China-US 'mutual interests beat differences', says Premier Li

CHINA - Economic ties are a "ballast" for overall China-US relations, Premier Li Keqiang said on Thursday, despite recent maritime tensions between the two navies.

The premier hoped the countries, the world's largest economies, can properly handle differences, respect each other's core interests and major concerns, and look at the bigger picture and long-term perspective.

Mutual interests have outweighed differences since diplomatic relations resumed 35 years ago, Li said.

"We should seize the opportunity, explore the potential for cooperation and promote a healthy and stable Sino-US relationship," he said as he met the US delegation for the 24th Session of the China-US Joint Commission on Commerce and Trade in Beijing on Thursday.

His remarks came after a recent incident at sea.

Media reported the US missile cruiser Cowpens broke into the Chinese navy's drilling waters in the South China Sea on Dec 5, despite warnings from China's aircraft carrier task group, and the US cruiser almost collided with a Chinese warship nearby.

China's Defence Ministry said it has had effective communication with its US counterparts about the near miss, while US State Department spokesperson Marie Harf said that the incident will not influence Sino-US ties.

At Thursday's meeting, Li said he looks forward to a "pragmatic and candid" talk.

"Bilateral trade was barely several billion dollars 30 years ago, but today the trade volume stands at around several hundred billion dollars.

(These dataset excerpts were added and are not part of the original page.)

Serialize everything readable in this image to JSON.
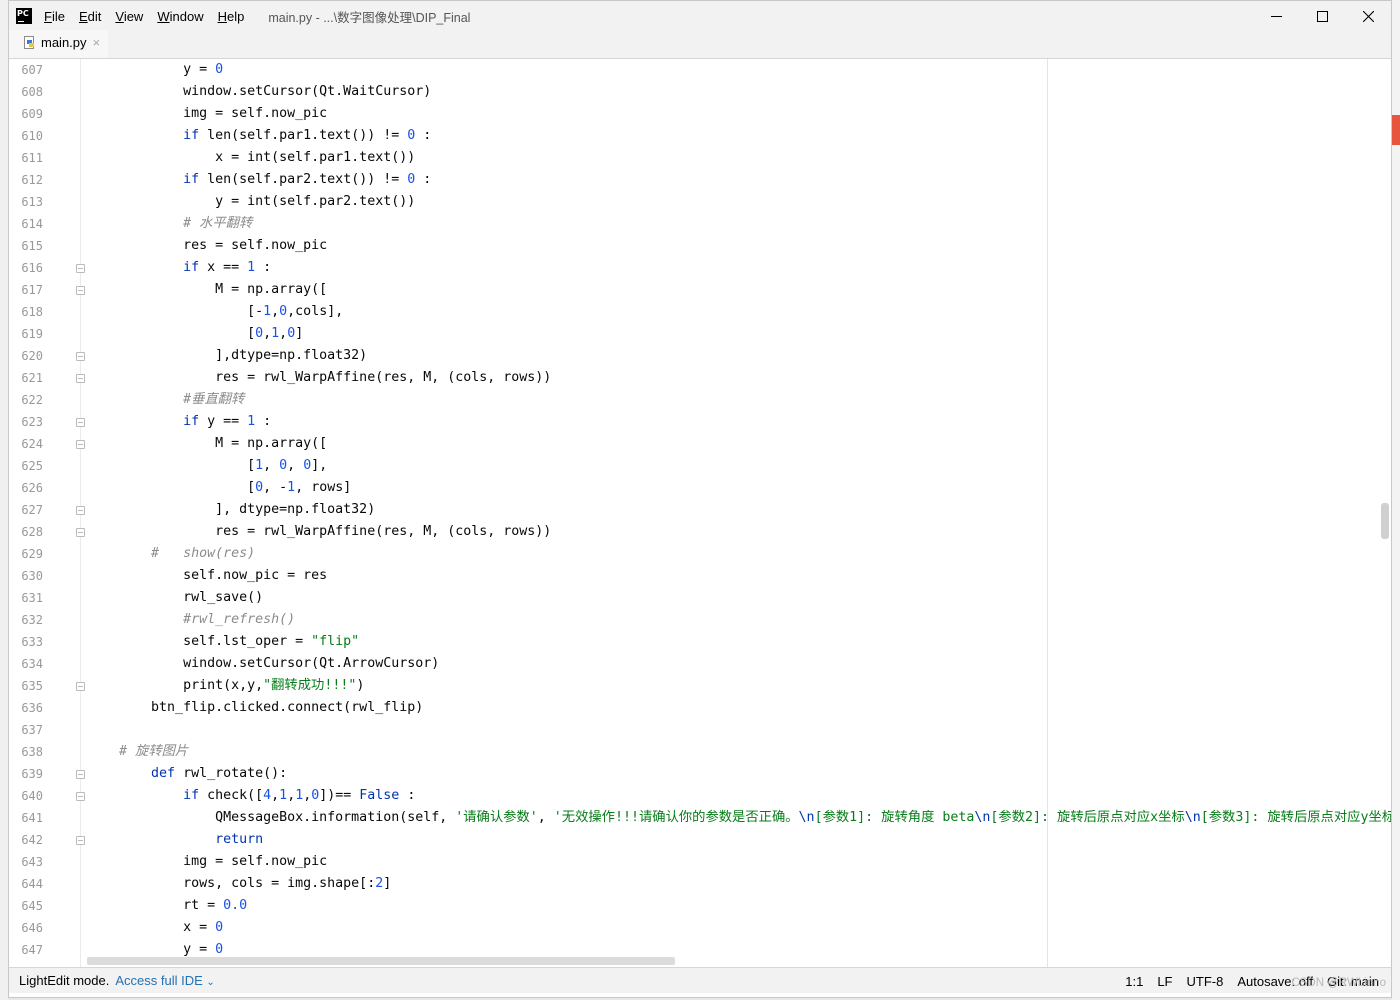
{
  "app": {
    "logo_text": "PC",
    "menu": [
      "File",
      "Edit",
      "View",
      "Window",
      "Help"
    ],
    "menu_mnemonics": [
      "F",
      "E",
      "V",
      "W",
      "H"
    ],
    "title": "main.py - ...\\数字图像处理\\DIP_Final"
  },
  "tabs": [
    {
      "label": "main.py",
      "close": "×"
    }
  ],
  "editor": {
    "lines": [
      {
        "n": "607",
        "fold": false,
        "tokens": [
          [
            "",
            "            y = "
          ],
          [
            "num",
            "0"
          ]
        ]
      },
      {
        "n": "608",
        "fold": false,
        "tokens": [
          [
            "",
            "            window.setCursor(Qt.WaitCursor)"
          ]
        ]
      },
      {
        "n": "609",
        "fold": false,
        "tokens": [
          [
            "",
            "            img = self.now_pic"
          ]
        ]
      },
      {
        "n": "610",
        "fold": false,
        "tokens": [
          [
            "",
            "            "
          ],
          [
            "kw",
            "if"
          ],
          [
            "",
            " len(self.par1.text()) != "
          ],
          [
            "num",
            "0"
          ],
          [
            "",
            " :"
          ]
        ]
      },
      {
        "n": "611",
        "fold": false,
        "tokens": [
          [
            "",
            "                x = int(self.par1.text())"
          ]
        ]
      },
      {
        "n": "612",
        "fold": false,
        "tokens": [
          [
            "",
            "            "
          ],
          [
            "kw",
            "if"
          ],
          [
            "",
            " len(self.par2.text()) != "
          ],
          [
            "num",
            "0"
          ],
          [
            "",
            " :"
          ]
        ]
      },
      {
        "n": "613",
        "fold": false,
        "tokens": [
          [
            "",
            "                y = int(self.par2.text())"
          ]
        ]
      },
      {
        "n": "614",
        "fold": false,
        "tokens": [
          [
            "",
            "            "
          ],
          [
            "cmt",
            "# 水平翻转"
          ]
        ]
      },
      {
        "n": "615",
        "fold": false,
        "tokens": [
          [
            "",
            "            res = self.now_pic"
          ]
        ]
      },
      {
        "n": "616",
        "fold": true,
        "tokens": [
          [
            "",
            "            "
          ],
          [
            "kw",
            "if"
          ],
          [
            "",
            " x == "
          ],
          [
            "num",
            "1"
          ],
          [
            "",
            " :"
          ]
        ]
      },
      {
        "n": "617",
        "fold": true,
        "tokens": [
          [
            "",
            "                M = np.array(["
          ]
        ]
      },
      {
        "n": "618",
        "fold": false,
        "tokens": [
          [
            "",
            "                    [-"
          ],
          [
            "num",
            "1"
          ],
          [
            "",
            ","
          ],
          [
            "num",
            "0"
          ],
          [
            "",
            ",cols],"
          ]
        ]
      },
      {
        "n": "619",
        "fold": false,
        "tokens": [
          [
            "",
            "                    ["
          ],
          [
            "num",
            "0"
          ],
          [
            "",
            ","
          ],
          [
            "num",
            "1"
          ],
          [
            "",
            ","
          ],
          [
            "num",
            "0"
          ],
          [
            "",
            "]"
          ]
        ]
      },
      {
        "n": "620",
        "fold": true,
        "tokens": [
          [
            "",
            "                ],dtype=np.float32)"
          ]
        ]
      },
      {
        "n": "621",
        "fold": true,
        "tokens": [
          [
            "",
            "                res = rwl_WarpAffine(res, M, (cols, rows))"
          ]
        ]
      },
      {
        "n": "622",
        "fold": false,
        "tokens": [
          [
            "",
            "            "
          ],
          [
            "cmt",
            "#垂直翻转"
          ]
        ]
      },
      {
        "n": "623",
        "fold": true,
        "tokens": [
          [
            "",
            "            "
          ],
          [
            "kw",
            "if"
          ],
          [
            "",
            " y == "
          ],
          [
            "num",
            "1"
          ],
          [
            "",
            " :"
          ]
        ]
      },
      {
        "n": "624",
        "fold": true,
        "tokens": [
          [
            "",
            "                M = np.array(["
          ]
        ]
      },
      {
        "n": "625",
        "fold": false,
        "tokens": [
          [
            "",
            "                    ["
          ],
          [
            "num",
            "1"
          ],
          [
            "",
            ", "
          ],
          [
            "num",
            "0"
          ],
          [
            "",
            ", "
          ],
          [
            "num",
            "0"
          ],
          [
            "",
            "],"
          ]
        ]
      },
      {
        "n": "626",
        "fold": false,
        "tokens": [
          [
            "",
            "                    ["
          ],
          [
            "num",
            "0"
          ],
          [
            "",
            ", -"
          ],
          [
            "num",
            "1"
          ],
          [
            "",
            ", rows]"
          ]
        ]
      },
      {
        "n": "627",
        "fold": true,
        "tokens": [
          [
            "",
            "                ], dtype=np.float32)"
          ]
        ]
      },
      {
        "n": "628",
        "fold": true,
        "tokens": [
          [
            "",
            "                res = rwl_WarpAffine(res, M, (cols, rows))"
          ]
        ]
      },
      {
        "n": "629",
        "fold": false,
        "tokens": [
          [
            "",
            "        "
          ],
          [
            "cmt",
            "#   show(res)"
          ]
        ]
      },
      {
        "n": "630",
        "fold": false,
        "tokens": [
          [
            "",
            "            self.now_pic = res"
          ]
        ]
      },
      {
        "n": "631",
        "fold": false,
        "tokens": [
          [
            "",
            "            rwl_save()"
          ]
        ]
      },
      {
        "n": "632",
        "fold": false,
        "tokens": [
          [
            "",
            "            "
          ],
          [
            "cmt",
            "#rwl_refresh()"
          ]
        ]
      },
      {
        "n": "633",
        "fold": false,
        "tokens": [
          [
            "",
            "            self.lst_oper = "
          ],
          [
            "str",
            "\"flip\""
          ]
        ]
      },
      {
        "n": "634",
        "fold": false,
        "tokens": [
          [
            "",
            "            window.setCursor(Qt.ArrowCursor)"
          ]
        ]
      },
      {
        "n": "635",
        "fold": true,
        "tokens": [
          [
            "",
            "            print(x,y,"
          ],
          [
            "str",
            "\"翻转成功!!!\""
          ],
          [
            "",
            ")"
          ]
        ]
      },
      {
        "n": "636",
        "fold": false,
        "tokens": [
          [
            "",
            "        btn_flip.clicked.connect(rwl_flip)"
          ]
        ]
      },
      {
        "n": "637",
        "fold": false,
        "tokens": [
          [
            "",
            ""
          ]
        ]
      },
      {
        "n": "638",
        "fold": false,
        "tokens": [
          [
            "",
            "    "
          ],
          [
            "cmt",
            "# 旋转图片"
          ]
        ]
      },
      {
        "n": "639",
        "fold": true,
        "tokens": [
          [
            "",
            "        "
          ],
          [
            "kw",
            "def"
          ],
          [
            "",
            " rwl_rotate():"
          ]
        ]
      },
      {
        "n": "640",
        "fold": true,
        "tokens": [
          [
            "",
            "            "
          ],
          [
            "kw",
            "if"
          ],
          [
            "",
            " check(["
          ],
          [
            "num",
            "4"
          ],
          [
            "",
            ","
          ],
          [
            "num",
            "1"
          ],
          [
            "",
            ","
          ],
          [
            "num",
            "1"
          ],
          [
            "",
            ","
          ],
          [
            "num",
            "0"
          ],
          [
            "",
            "])== "
          ],
          [
            "kw",
            "False"
          ],
          [
            "",
            " :"
          ]
        ]
      },
      {
        "n": "641",
        "fold": false,
        "tokens": [
          [
            "",
            "                QMessageBox.information(self, "
          ],
          [
            "str",
            "'请确认参数'"
          ],
          [
            "",
            ", "
          ],
          [
            "str",
            "'无效操作!!!请确认你的参数是否正确。"
          ],
          [
            "kw",
            "\\n"
          ],
          [
            "str",
            "[参数1]: 旋转角度 beta"
          ],
          [
            "kw",
            "\\n"
          ],
          [
            "str",
            "[参数2]: 旋转后原点对应x坐标"
          ],
          [
            "kw",
            "\\n"
          ],
          [
            "str",
            "[参数3]: 旋转后原点对应y坐标"
          ],
          [
            "kw",
            "\\"
          ]
        ]
      },
      {
        "n": "642",
        "fold": true,
        "tokens": [
          [
            "",
            "                "
          ],
          [
            "kw",
            "return"
          ]
        ]
      },
      {
        "n": "643",
        "fold": false,
        "tokens": [
          [
            "",
            "            img = self.now_pic"
          ]
        ]
      },
      {
        "n": "644",
        "fold": false,
        "tokens": [
          [
            "",
            "            rows, cols = img.shape[:"
          ],
          [
            "num",
            "2"
          ],
          [
            "",
            "]"
          ]
        ]
      },
      {
        "n": "645",
        "fold": false,
        "tokens": [
          [
            "",
            "            rt = "
          ],
          [
            "num",
            "0.0"
          ]
        ]
      },
      {
        "n": "646",
        "fold": false,
        "tokens": [
          [
            "",
            "            x = "
          ],
          [
            "num",
            "0"
          ]
        ]
      },
      {
        "n": "647",
        "fold": false,
        "tokens": [
          [
            "",
            "            y = "
          ],
          [
            "num",
            "0"
          ]
        ]
      }
    ]
  },
  "status": {
    "mode": "LightEdit mode.",
    "link": "Access full IDE",
    "position": "1:1",
    "line_sep": "LF",
    "encoding": "UTF-8",
    "autosave": "Autosave: off",
    "git": "Git: main"
  },
  "watermark": "CSDN @RWLinno",
  "colors": {
    "keyword": "#0033b3",
    "number": "#1750eb",
    "string": "#067d17",
    "comment": "#8c8c8c",
    "link": "#2470b3"
  }
}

The number has exceeded the expectations of many people," Li said.

Sino-US trade hit US$472 billion (S$598 billion) from January to November.

He also said he hopes the US relaxes its restriction on high-tech exports to China and creates favourable conditions for Chinese investors.

Chinese officials and companies have long complained about the US barring Chinese companies such as telecom giant Huawei Technologies from signing deals in the US on grounds of national security.

US Secretary of Commerce Penny Pritzker, who led the US delegation, said she agrees that a strong economic relationship between the US and China is of vital importance to both countries.

A positive and successful session will help strengthen the economic relationship, she said, and the meeting has demonstrated its capability to resolve many key issues.

The China-US Joint Commission on Commerce and Trade was launched in 1983 as a platform for the countries to promote trade and address issues of mutual concern.

This year, the formal discussion will begin on Friday after a closed-door talk on Thursday, and they are expected to reach agreements in commerce, agriculture and other fields.

Zhou Shijian, a senior trade researcher at the Center for US-China Relations at Tsinghua University, said the session has attracted more attention as the US Federal Reserve has announced a scaling down of its bond buying, which may weaken China's exports and lead to capital outflow.

He said overall ties won't be affected by the military tension, as both countries were trying to play down the negative effects of the near-miss.

He said the countries have brought their issues to the negotiation table, and he believes they will exchange views in a "deep and candid" way.

"But I doubt if the meeting could thoroughly resolve these issue at once, especially high-tech export restrictions," he said.